Stadtratsfraktionschef Manuel Pretzl schrieb auf Facebook: "Die Fastenpredigt hat mich heuer allerdings überhaupt nicht überzeugt." Der Münchner "Abendzeitung" sagte er: "Derblecken kann er net." Wenn man selbst Achtsamkeit einfordere und dann einen bayerischen Minister mit Ungeziefer vergleiche, dann kenne man sowas "aus der NS-Zeit".
Auch CSU-Chef Söder hatte im BR Fernsehen "ziemlich harte Vergleiche" Schafroths beklagt, der damit seinen eigenen Appell zur Mäßigung "nicht ganz so befolgt" habe. Als Beispiel nannte auch er den Borkenkäfer-Vergleich. Oberbürgermeister Dieter Reiter (SPD) warft ein: "Allerdings ist der Kabarettist und nicht Politiker, das ist ein kleiner Unterschied."
FW-Generalsekretärin: Zu viel persönliche Agenda
Freie-Wähler-Chef Aiwanger, der besonders scharfe Attacken abbekam, hatte nach eigenen Angaben Schlimmeres erwartet von der Fastenrede. Zugleich verteidigte er im BR-Interview seine Rhetorik als notwendige Reaktion auf "politische Manöver der Ampel". In den sozialen Netzwerken, in denen er sehr aktiv ist, postete Aiwanger zum Nockherberg überhaupt nichts. Digitalminister Fabian Mehring (Freie Wähler), über dessen kleines Ressort sich Schafroth lustig machte, fand die Fastenrede "spitze", wie er auf X schrieb.
Deutlich kritischer fällt das Resümee der bayerischen FW-Generalsekretärin Susann Enders aus. Zwar habe die Rede viele Spitzfindigkeiten, eine rote Linie und "unverkennbaren schwäbischen Charme" enthalten, sagt Enders auf BR24-Anfrage. Aber: "An manchen Passagen war mir zu viel persönliche Schafroth-Agenda, das trifft nicht immer den Sinn des Derbleckens."
Sie verteidigt ihren Parteichef: "Klare Worte und das unverblümte Benennen von Problemen und politischen Irrwegen gerade der Ampel in Berlin ist notwendig, das sollte nicht mit Wörtern wie 'Hasstiraden' beschrieben werden." Das spiegele auch das Problem der heutigen Zeit wider: "Nicht die Verursacher (Ampel) ernten Kritik, sondern diejenigen, die sich trauen, diese Kritik laut auszusprechen."

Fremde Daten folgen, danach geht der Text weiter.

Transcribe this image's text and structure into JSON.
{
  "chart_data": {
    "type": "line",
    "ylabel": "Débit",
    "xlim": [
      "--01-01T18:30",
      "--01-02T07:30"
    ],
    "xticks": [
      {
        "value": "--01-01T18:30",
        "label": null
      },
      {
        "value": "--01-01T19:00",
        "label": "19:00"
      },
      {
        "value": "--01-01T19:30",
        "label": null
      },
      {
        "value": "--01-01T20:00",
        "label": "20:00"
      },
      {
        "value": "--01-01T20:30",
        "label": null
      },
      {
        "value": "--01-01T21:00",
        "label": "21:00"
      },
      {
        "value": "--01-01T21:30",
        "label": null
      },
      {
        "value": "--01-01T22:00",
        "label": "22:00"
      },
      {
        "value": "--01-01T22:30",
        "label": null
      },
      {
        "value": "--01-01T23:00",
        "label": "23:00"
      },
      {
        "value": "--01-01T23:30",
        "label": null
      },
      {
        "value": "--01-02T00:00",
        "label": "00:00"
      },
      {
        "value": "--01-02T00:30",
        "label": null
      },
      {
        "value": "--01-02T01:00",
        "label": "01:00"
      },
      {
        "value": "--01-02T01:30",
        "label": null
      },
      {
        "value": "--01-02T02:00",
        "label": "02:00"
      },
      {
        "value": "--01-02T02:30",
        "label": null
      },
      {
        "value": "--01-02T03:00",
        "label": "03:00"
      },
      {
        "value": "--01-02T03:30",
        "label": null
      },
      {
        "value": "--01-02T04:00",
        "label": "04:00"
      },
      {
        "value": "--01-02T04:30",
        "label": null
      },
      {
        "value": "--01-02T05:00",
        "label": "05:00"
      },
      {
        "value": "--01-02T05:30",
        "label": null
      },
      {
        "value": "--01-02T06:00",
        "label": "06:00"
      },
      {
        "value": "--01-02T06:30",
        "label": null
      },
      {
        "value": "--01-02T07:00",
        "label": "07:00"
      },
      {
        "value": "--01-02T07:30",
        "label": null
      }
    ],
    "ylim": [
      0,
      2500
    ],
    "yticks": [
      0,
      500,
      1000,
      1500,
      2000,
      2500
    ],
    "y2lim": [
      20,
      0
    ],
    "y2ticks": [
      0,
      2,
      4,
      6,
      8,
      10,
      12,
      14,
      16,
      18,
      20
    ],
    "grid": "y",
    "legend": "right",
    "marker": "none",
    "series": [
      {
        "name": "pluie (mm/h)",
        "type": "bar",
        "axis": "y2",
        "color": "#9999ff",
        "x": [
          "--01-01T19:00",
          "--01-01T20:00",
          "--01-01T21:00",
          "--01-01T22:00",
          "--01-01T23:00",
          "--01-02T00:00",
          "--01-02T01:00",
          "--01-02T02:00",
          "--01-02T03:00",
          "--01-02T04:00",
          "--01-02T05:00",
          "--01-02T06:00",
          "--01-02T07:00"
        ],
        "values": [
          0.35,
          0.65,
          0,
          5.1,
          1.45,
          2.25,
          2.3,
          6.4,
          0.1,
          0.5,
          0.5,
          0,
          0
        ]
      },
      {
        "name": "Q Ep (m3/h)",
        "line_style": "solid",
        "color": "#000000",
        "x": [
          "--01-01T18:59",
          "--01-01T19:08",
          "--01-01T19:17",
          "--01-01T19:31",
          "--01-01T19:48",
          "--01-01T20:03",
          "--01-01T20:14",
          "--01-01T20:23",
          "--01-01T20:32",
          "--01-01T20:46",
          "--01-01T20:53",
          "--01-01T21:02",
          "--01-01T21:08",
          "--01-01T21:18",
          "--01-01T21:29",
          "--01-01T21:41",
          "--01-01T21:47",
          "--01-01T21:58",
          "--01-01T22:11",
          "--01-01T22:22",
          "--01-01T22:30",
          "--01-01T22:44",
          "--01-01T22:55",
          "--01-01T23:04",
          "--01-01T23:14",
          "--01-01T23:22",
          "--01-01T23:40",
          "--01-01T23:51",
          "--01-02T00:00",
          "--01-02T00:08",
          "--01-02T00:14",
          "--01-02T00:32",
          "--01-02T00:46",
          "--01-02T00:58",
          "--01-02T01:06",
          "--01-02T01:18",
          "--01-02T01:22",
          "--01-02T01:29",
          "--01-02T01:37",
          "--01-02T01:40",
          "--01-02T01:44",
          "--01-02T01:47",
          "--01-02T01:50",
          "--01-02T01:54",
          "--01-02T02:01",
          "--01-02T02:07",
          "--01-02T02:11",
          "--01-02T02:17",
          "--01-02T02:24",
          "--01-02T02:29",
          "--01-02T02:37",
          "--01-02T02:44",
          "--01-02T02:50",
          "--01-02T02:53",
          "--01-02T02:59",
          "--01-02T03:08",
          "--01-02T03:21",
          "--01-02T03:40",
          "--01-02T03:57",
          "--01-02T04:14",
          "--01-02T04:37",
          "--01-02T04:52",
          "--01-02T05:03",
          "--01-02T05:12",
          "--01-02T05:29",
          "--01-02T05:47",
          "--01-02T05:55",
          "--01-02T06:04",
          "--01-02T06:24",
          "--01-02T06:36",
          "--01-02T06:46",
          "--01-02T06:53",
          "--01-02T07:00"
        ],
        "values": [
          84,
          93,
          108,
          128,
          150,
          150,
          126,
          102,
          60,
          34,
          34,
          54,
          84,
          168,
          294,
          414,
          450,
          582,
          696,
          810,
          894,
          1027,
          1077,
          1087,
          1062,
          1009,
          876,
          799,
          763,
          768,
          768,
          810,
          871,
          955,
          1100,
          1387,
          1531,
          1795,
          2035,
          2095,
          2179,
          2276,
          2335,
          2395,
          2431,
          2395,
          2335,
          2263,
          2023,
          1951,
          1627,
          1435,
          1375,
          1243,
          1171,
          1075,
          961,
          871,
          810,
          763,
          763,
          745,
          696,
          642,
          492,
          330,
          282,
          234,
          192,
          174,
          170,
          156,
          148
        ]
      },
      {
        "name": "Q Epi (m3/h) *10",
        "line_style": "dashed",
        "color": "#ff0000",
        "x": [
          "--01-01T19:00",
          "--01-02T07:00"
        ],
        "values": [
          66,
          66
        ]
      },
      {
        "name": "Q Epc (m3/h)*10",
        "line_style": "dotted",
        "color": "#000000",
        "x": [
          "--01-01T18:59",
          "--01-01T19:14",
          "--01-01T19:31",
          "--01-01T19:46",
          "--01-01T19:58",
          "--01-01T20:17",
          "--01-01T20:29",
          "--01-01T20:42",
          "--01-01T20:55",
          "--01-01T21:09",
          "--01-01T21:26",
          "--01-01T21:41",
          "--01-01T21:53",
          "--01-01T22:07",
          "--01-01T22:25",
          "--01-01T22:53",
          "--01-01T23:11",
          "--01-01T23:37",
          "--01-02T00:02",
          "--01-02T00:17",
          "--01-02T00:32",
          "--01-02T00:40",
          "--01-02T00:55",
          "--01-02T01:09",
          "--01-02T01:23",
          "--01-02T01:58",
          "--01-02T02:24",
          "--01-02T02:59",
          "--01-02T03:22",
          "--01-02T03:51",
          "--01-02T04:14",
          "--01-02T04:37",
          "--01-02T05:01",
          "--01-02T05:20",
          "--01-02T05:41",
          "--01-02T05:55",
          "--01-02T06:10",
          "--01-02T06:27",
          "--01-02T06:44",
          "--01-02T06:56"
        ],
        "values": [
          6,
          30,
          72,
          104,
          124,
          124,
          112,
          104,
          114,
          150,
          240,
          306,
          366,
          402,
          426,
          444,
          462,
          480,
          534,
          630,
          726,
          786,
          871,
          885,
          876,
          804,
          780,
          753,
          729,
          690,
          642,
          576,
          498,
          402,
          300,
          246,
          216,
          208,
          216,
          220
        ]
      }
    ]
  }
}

Zustimmung von Politikern anderer Parteien
Wohlwollend sind erwartungsgemäß die Reaktionen von Politikern anderer Parteien ausgefallen. SPD-Landeschefin Ronja Endres freute sich über ihre erste namentliche Erwähnung in der "hervorragenden, nachdenklich stimmenden Fastenrede von Schafroth". Die Münchner Bürgermeisterin Verena Dietl (SPD) lobte eine "starke Fastenpredigt mit scharfsinnigem Humor, treffenden Spitzen, ernstem Appell und einem versöhnlichen Ende".
Für Grünen-Fraktionschefin Katharina Schulze war die Quintessenz von Schafroths Rede "auf den Punkt", denn alle hätten Verantwortung dafür, die Demokratie zu stärken und zu verteidigen. Die Münchner grün-rosa Stadtratsfraktion schrieb in den sozialen Netzwerken über die Starkbierprobe: "Wir haben uns herzlich amüsiert, nehmen aus dem Abend aber auch mit, dass Sachlichkeit und Fairness in der Politik wieder in den Fokus rücken sollen. Wir hoffen, dass auch CSU und Freien Wähler sich diesen Wunsch zu Herzen nehmen."